EFENDİ

EFENDİ

İletigönderen Feza Tiryaki » Cum Nis 20, 2018 17:44

EFENDİ


Bir sözü incelemek bile ne çok bilinmeyeni, görüp de görmezden gelineni ortaya çıkarıyor. Olanı, biteni, olacağı gösteriyor. İşte, bir “efendi” sözcüğü, nerelere götürecek bizi.

Türk Dil Kurumu’nun bilgiağındaki sözlüğünü son günlerde çok sık kullanıyorum. Bilgiağında bilgiye çok kolay erişiyorsunuz, bir iki saniyede, parmak değdirmekle aradığınız yanıt karşınıza çıkıyor.

Öğrenmenin sonu yok. Sözlük kullanmak çok güzel bir alışkanlıktır. Yanlışlık yapmamak, kesinlikle emin olmak için sık sık sözlüğe bakılmalı.

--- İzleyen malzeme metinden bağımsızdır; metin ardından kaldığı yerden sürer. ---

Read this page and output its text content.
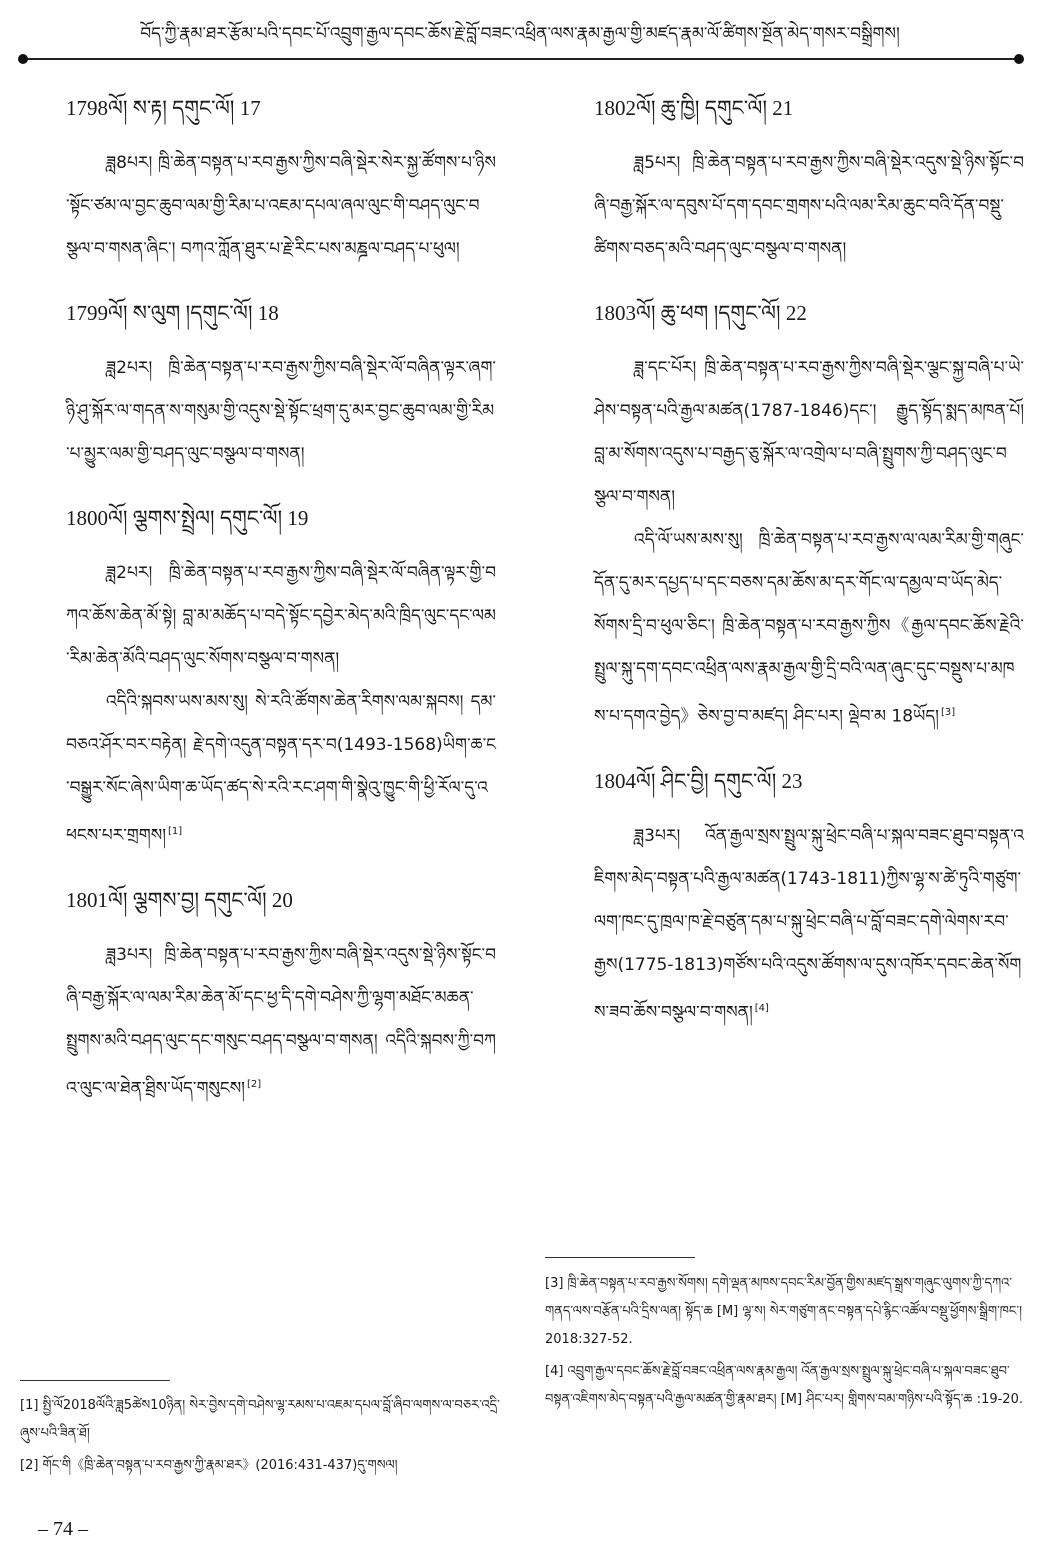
བོད་ཀྱི་རྣམ་ཐར་རྩོམ་པའི་དབང་པོ་འབྲུག་རྒྱལ་དབང་ཆོས་རྗེ་བློ་བཟང་འཕྲིན་ལས་རྣམ་རྒྱལ་གྱི་མཛད་རྣམ་ལོ་ཚིགས་སྔོན་མེད་གསར་བསྒྲིགས།
1798ལོ། ས་རྟ། དགུང་ལོ། 17

ཟླ8པར། ཁྲི་ཆེན་བསྟན་པ་རབ་རྒྱས་ཀྱིས་བཞི་སྡེར་སེར་སྐྱ་ཚོགས་པ་ཉིས་སྟོང་ཙམ་ལ་བྱང་ཆུབ་ལམ་གྱི་རིམ་པ་འཇམ་དཔལ་ཞལ་ལུང་གི་བཤད་ལུང་བསྩལ་བ་གསན་ཞིང་། བཀའ་ཀློན་ཐུར་པ་རྗེ་རིང་པས་མཎྜལ་བཤད་པ་ཕུལ།

1799ལོ། ས་ལུག །དགུང་ལོ། 18

ཟླ2པར། ཁྲི་ཆེན་བསྟན་པ་རབ་རྒྱས་ཀྱིས་བཞི་སྡེར་ལོ་བཞིན་ལྟར་ཞག་ཉི་ཤུ་སྐོར་ལ་གདན་ས་གསུམ་གྱི་འདུས་སྡེ་སྟོང་ཕྲག་དུ་མར་བྱང་ཆུབ་ལམ་གྱི་རིམ་པ་མྱུར་ལམ་གྱི་བཤད་ལུང་བསྩལ་བ་གསན།

1800ལོ། ལྕགས་སྤྲེལ། དགུང་ལོ། 19

ཟླ2པར། ཁྲི་ཆེན་བསྟན་པ་རབ་རྒྱས་ཀྱིས་བཞི་སྡེར་ལོ་བཞིན་ལྟར་གྱི་བཀའ་ཆོས་ཆེན་མོ་སྟེ། བླ་མ་མཆོད་པ་བདེ་སྟོང་དབྱེར་མེད་མའི་ཁྲིད་ལུང་དང་ལམ་རིམ་ཆེན་མོའི་བཤད་ལུང་སོགས་བསྩལ་བ་གསན།

འདིའི་སྐབས་ཡས་མས་སུ། སེ་རའི་ཚོགས་ཆེན་རིགས་ལམ་སྐབས། དམ་བཅའ་ཤོར་བར་བརྟེན། རྗེ་དགེ་འདུན་བསྟན་དར་བ(1493-1568)ཡིག་ཆ་ང་བསྒྱུར་སོང་ཞེས་ཡིག་ཆ་ཡོད་ཚད་སེ་རའི་རང་ཤག་གི་སྣེའུ་ཁྱུང་གི་ཕྱི་རོལ་དུ་འཕངས་པར་གྲགས། [1]

1801ལོ། ལྕགས་བྱ། དགུང་ལོ། 20

ཟླ3པར། ཁྲི་ཆེན་བསྟན་པ་རབ་རྒྱས་ཀྱིས་བཞི་སྡེར་འདུས་སྡེ་ཉིས་སྟོང་བཞི་བརྒྱ་སྐོར་ལ་ལམ་རིམ་ཆེན་མོ་དང་ཕྱ་དི་དགེ་བཤེས་ཀྱི་ལྷག་མཐོང་མཆན་སྤྲུགས་མའི་བཤད་ལུང་དང་གསུང་བཤད་བསྩལ་བ་གསན། འདིའི་སྐབས་ཀྱི་བཀའ་ལུང་ལ་ཐེན་ཐྲིས་ཡོད་གསུངས། [2]

[1] སྤྱི་ལོ2018ལོའི་ཟླ5ཚེས10ཉིན། སེར་བྱེས་དགེ་བཤེས་ལྷ་རམས་པ་འཇམ་དཔལ་བློ་ཞིབ་ལགས་ལ་བཅར་འདྲི་ཞུས་པའི་ཟིན་ཐོ།

[2] གོང་གི《ཁྲི་ཆེན་བསྟན་པ་རབ་རྒྱས་ཀྱི་རྣམ་ཐར》(2016:431-437)དུ་གསལ།

1802ལོ། ཆུ་ཁྱི། དགུང་ལོ། 21

ཟླ5པར། ཁྲི་ཆེན་བསྟན་པ་རབ་རྒྱས་ཀྱིས་བཞི་སྡེར་འདུས་སྡེ་ཉིས་སྟོང་བཞི་བརྒྱ་སྐོར་ལ་དབུས་པོ་དག་དབང་གྲགས་པའི་ལམ་རིམ་ཆུང་བའི་དོན་བསྡུ་ཚིགས་བཅད་མའི་བཤད་ལུང་བསྩལ་བ་གསན།

1803ལོ། ཆུ་ཕག །དགུང་ལོ། 22

ཟླ་དང་པོར། ཁྲི་ཆེན་བསྟན་པ་རབ་རྒྱས་ཀྱིས་བཞི་སྡེར་ལྕང་སྐྱ་བཞི་པ་ཡེ་ཤེས་བསྟན་པའི་རྒྱལ་མཚན(1787-1846)དང་། རྒྱུད་སྟོད་སྨད་མཁན་པོ། བླ་མ་སོགས་འདུས་པ་བརྒྱད་ཅུ་སྐོར་ལ་འགྲེལ་པ་བཞི་སྤྲུགས་ཀྱི་བཤད་ལུང་བསྩལ་བ་གསན།

འདི་ལོ་ཡས་མས་སུ། ཁྲི་ཆེན་བསྟན་པ་རབ་རྒྱས་ལ་ལམ་རིམ་གྱི་གཞུང་དོན་དུ་མར་དཔྱད་པ་དང་བཅས་དམ་ཆོས་མ་དར་གོང་ལ་དམྱལ་བ་ཡོད་མེད་སོགས་དྲི་བ་ཕུལ་ཅིང་། ཁྲི་ཆེན་བསྟན་པ་རབ་རྒྱས་ཀྱིས《རྒྱལ་དབང་ཆོས་རྗེའི་སྤྲུལ་སྐུ་དག་དབང་འཕྲིན་ལས་རྣམ་རྒྱལ་གྱི་དྲི་བའི་ལན་ཞུང་དུང་བསྡུས་པ་མཁས་པ་དགའ་བྱེད》ཅེས་བྱ་བ་མཛད། ཤིང་པར། ལྡེབ་མ 18ཡོད། [3]

1804ལོ། ཤིང་བྱི། དགུང་ལོ། 23

ཟླ3པར། འོན་རྒྱལ་སྲས་སྤྲུལ་སྐུ་ཕྲེང་བཞི་པ་སྐལ་བཟང་ཐུབ་བསྟན་འཇིགས་མེད་བསྟན་པའི་རྒྱལ་མཚན(1743-1811)ཀྱིས་ལྷ་ས་ཚེ་ཏུའི་གཙུག་ལག་ཁང་དུ་ཁྲལ་ཁ་རྗེ་བཙུན་དམ་པ་སྐུ་ཕྲེང་བཞི་པ་བློ་བཟང་དགེ་ལེགས་རབ་རྒྱས(1775-1813)གཙོས་པའི་འདུས་ཚོགས་ལ་དུས་འཁོར་དབང་ཆེན་སོགས་ཟབ་ཆོས་བསྩལ་བ་གསན། [4]

[3] ཁྲི་ཆེན་བསྟན་པ་རབ་རྒྱས་སོགས། དགེ་ལྡན་མཁས་དབང་རིམ་བྱོན་གྱིས་མཛད་སྒྲས་གཞུང་ལུགས་ཀྱི་དཀའ་གནད་ལས་བརྩོན་པའི་དྲིས་ལན། སྟོད་ཆ [M] ལྷ་ས། སེར་གཙུག་ནང་བསྟན་དཔེ་རྙིང་འཚོལ་བསྡུ་ཕྱོགས་སྒྲིག་ཁང་། 2018:327-52.

[4] འབྲུག་རྒྱལ་དབང་ཆོས་རྗེ་བློ་བཟང་འཕྲིན་ལས་རྣམ་རྒྱལ། འོན་རྒྱལ་སྲས་སྤྲུལ་སྐུ་ཕྲེང་བཞི་པ་སྐལ་བཟང་ཐུབ་བསྟན་འཇིགས་མེད་བསྟན་པའི་རྒྱལ་མཚན་གྱི་རྣམ་ཐར། [M] ཤིང་པར། གླིགས་བམ་གཉིས་པའི་སྟོད་ཆ :19-20.

– 74 –
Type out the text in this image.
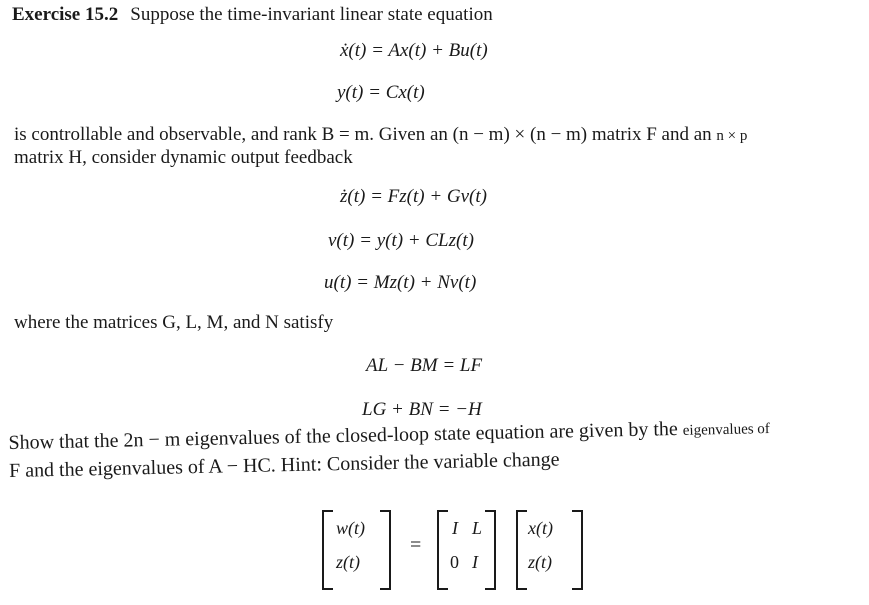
Exercise 15.2 Suppose the time-invariant linear state equation
ẋ(t) = Ax(t) + Bu(t)
y(t) = Cx(t)
is controllable and observable, and rank B = m. Given an (n − m) × (n − m) matrix F and an n × p
matrix H, consider dynamic output feedback
ż(t) = Fz(t) + Gv(t)
v(t) = y(t) + CLz(t)
u(t) = Mz(t) + Nv(t)
where the matrices G, L, M, and N satisfy
AL − BM = LF
LG + BN = −H
Show that the 2n − m eigenvalues of the closed-loop state equation are given by the eigenvalues of
F and the eigenvalues of A − HC. Hint: Consider the variable change
w(t)
z(t)
=
I L
0 I
x(t)
z(t)
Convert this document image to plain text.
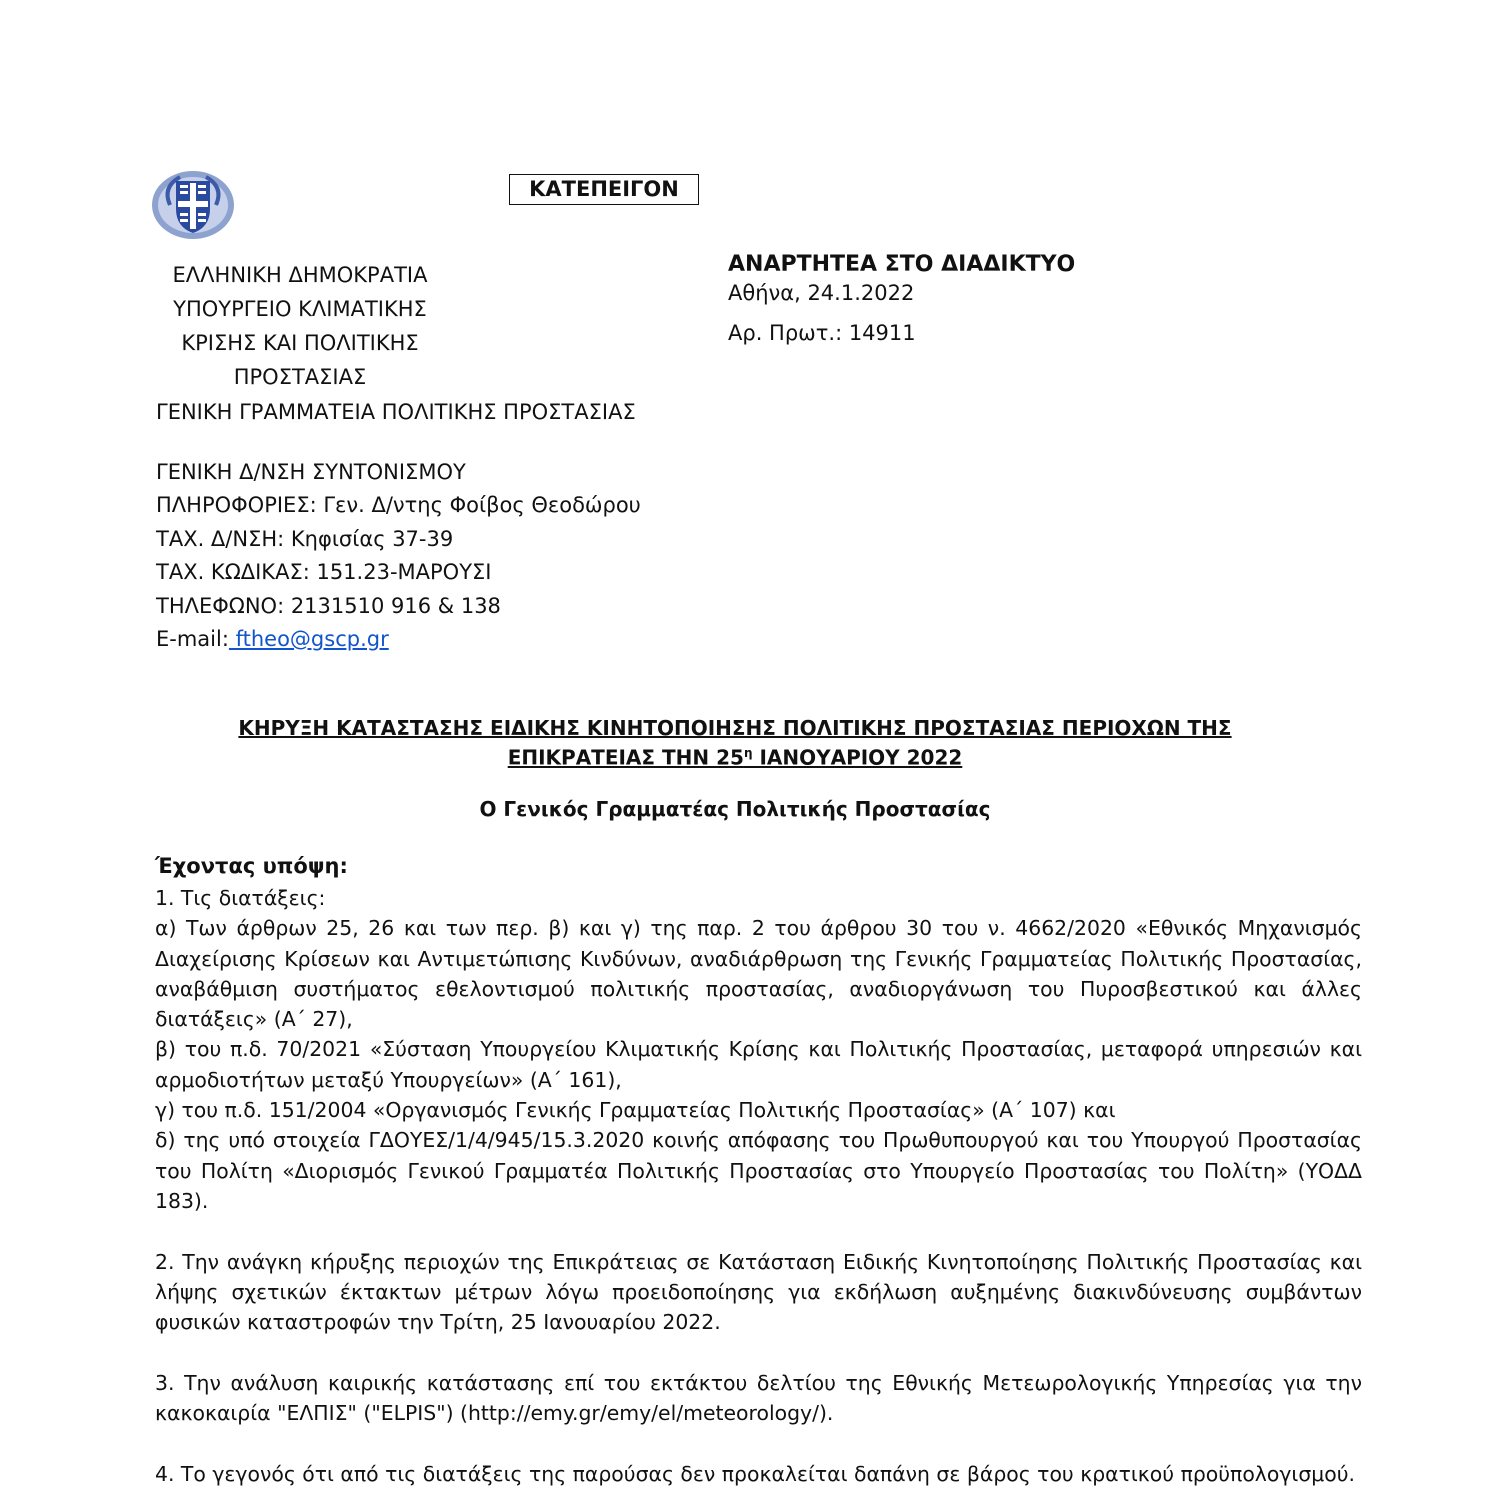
ΚΑΤΕΠΕΙΓΟΝ
ΕΛΛΗΝΙΚΗ ΔΗΜΟΚΡΑΤΙΑ
ΥΠΟΥΡΓΕΙΟ ΚΛΙΜΑΤΙΚΗΣ
ΚΡΙΣΗΣ ΚΑΙ ΠΟΛΙΤΙΚΗΣ
ΠΡΟΣΤΑΣΙΑΣ
ΓΕΝΙΚΗ ΓΡΑΜΜΑΤΕΙΑ ΠΟΛΙΤΙΚΗΣ ΠΡΟΣΤΑΣΙΑΣ
ΓΕΝΙΚΗ Δ/ΝΣΗ ΣΥΝΤΟΝΙΣΜΟΥ
ΠΛΗΡΟΦΟΡΙΕΣ: Γεν. Δ/ντης Φοίβος Θεοδώρου
ΤΑΧ. Δ/ΝΣΗ: Κηφισίας 37-39
ΤΑΧ. ΚΩΔΙΚΑΣ: 151.23-ΜΑΡΟΥΣΙ
ΤΗΛΕΦΩΝΟ: 2131510 916 & 138
E-mail: ftheo@gscp.gr
ΑΝΑΡΤΗΤΕΑ ΣΤΟ ΔΙΑΔΙΚΤΥΟ
Αθήνα, 24.1.2022
Αρ. Πρωτ.: 14911
ΚΗΡΥΞΗ ΚΑΤΑΣΤΑΣΗΣ ΕΙΔΙΚΗΣ ΚΙΝΗΤΟΠΟΙΗΣΗΣ ΠΟΛΙΤΙΚΗΣ ΠΡΟΣΤΑΣΙΑΣ ΠΕΡΙΟΧΩΝ ΤΗΣ
ΕΠΙΚΡΑΤΕΙΑΣ ΤΗΝ $25^\eta$ ΙΑΝΟΥΑΡΙΟΥ 2022
Ο Γενικός Γραμματέας Πολιτικής Προστασίας
Έχοντας υπόψη:

1. Τις διατάξεις:

α) Των άρθρων 25, 26 και των περ. β) και γ) της παρ. 2 του άρθρου 30 του ν. 4662/2020 «Εθνικός Μηχανισμός Διαχείρισης Κρίσεων και Αντιμετώπισης Κινδύνων, αναδιάρθρωση της Γενικής Γραμματείας Πολιτικής Προστασίας, αναβάθμιση συστήματος εθελοντισμού πολιτικής προστασίας, αναδιοργάνωση του Πυροσβεστικού και άλλες διατάξεις» (Α΄ 27),

β) του π.δ. 70/2021 «Σύσταση Υπουργείου Κλιματικής Κρίσης και Πολιτικής Προστασίας, μεταφορά υπηρεσιών και αρμοδιοτήτων μεταξύ Υπουργείων» (Α΄ 161),

γ) του π.δ. 151/2004 «Οργανισμός Γενικής Γραμματείας Πολιτικής Προστασίας» (Α΄ 107) και

δ) της υπό στοιχεία ΓΔΟΥΕΣ/1/4/945/15.3.2020 κοινής απόφασης του Πρωθυπουργού και του Υπουργού Προστασίας του Πολίτη «Διορισμός Γενικού Γραμματέα Πολιτικής Προστασίας στο Υπουργείο Προστασίας του Πολίτη» (ΥΟΔΔ 183).

2. Την ανάγκη κήρυξης περιοχών της Επικράτειας σε Κατάσταση Ειδικής Κινητοποίησης Πολιτικής Προστασίας και λήψης σχετικών έκτακτων μέτρων λόγω προειδοποίησης για εκδήλωση αυξημένης διακινδύνευσης συμβάντων φυσικών καταστροφών την Τρίτη, 25 Ιανουαρίου 2022.

3. Την ανάλυση καιρικής κατάστασης επί του εκτάκτου δελτίου της Εθνικής Μετεωρολογικής Υπηρεσίας για την κακοκαιρία "ΕΛΠΙΣ" ("ELPIS") (http://emy.gr/emy/el/meteorology/).

4. Το γεγονός ότι από τις διατάξεις της παρούσας δεν προκαλείται δαπάνη σε βάρος του κρατικού προϋπολογισμού.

Bu kadar ölmüş, yitmiş, iyice eskimiş sözün, yeniden ortaya sürüldüğü, Arapça – Farsça sözlerle soytarılık yapmanın bir şey sayıldığı günümüzde, bunca ecüş bücüş sözle ne demek istendiğini anlamak için sözlüğe bakmayıp da ne yapacaksınız? Bu iktidardan önce, İngilizceyle kafa göz yarmak modaydı. Önce diyeceği sözün İngilizcesini söylerler, ardından açıklamaya geçerlerdi. Şimdi aynı şey Arapçayla yapılıyor. Tek sözcüğünü anlamadığımız bir tamlamayı okuyor bilgiç bilgiç Türkçe düşmanı kişi; ardından dilimize çeviriyor az önce ne dedi ne demedi... Arapça, Nuh Nebi’den kalma sözleri söylemek, dilimizin değil, Arapçanın yazım kurallarıyla yazı yazmak, artık beceri. Büyük adam olmanın kanıtı. Gün geriye gidiş, “Dil devrimi”nden öncesine dönüş günü...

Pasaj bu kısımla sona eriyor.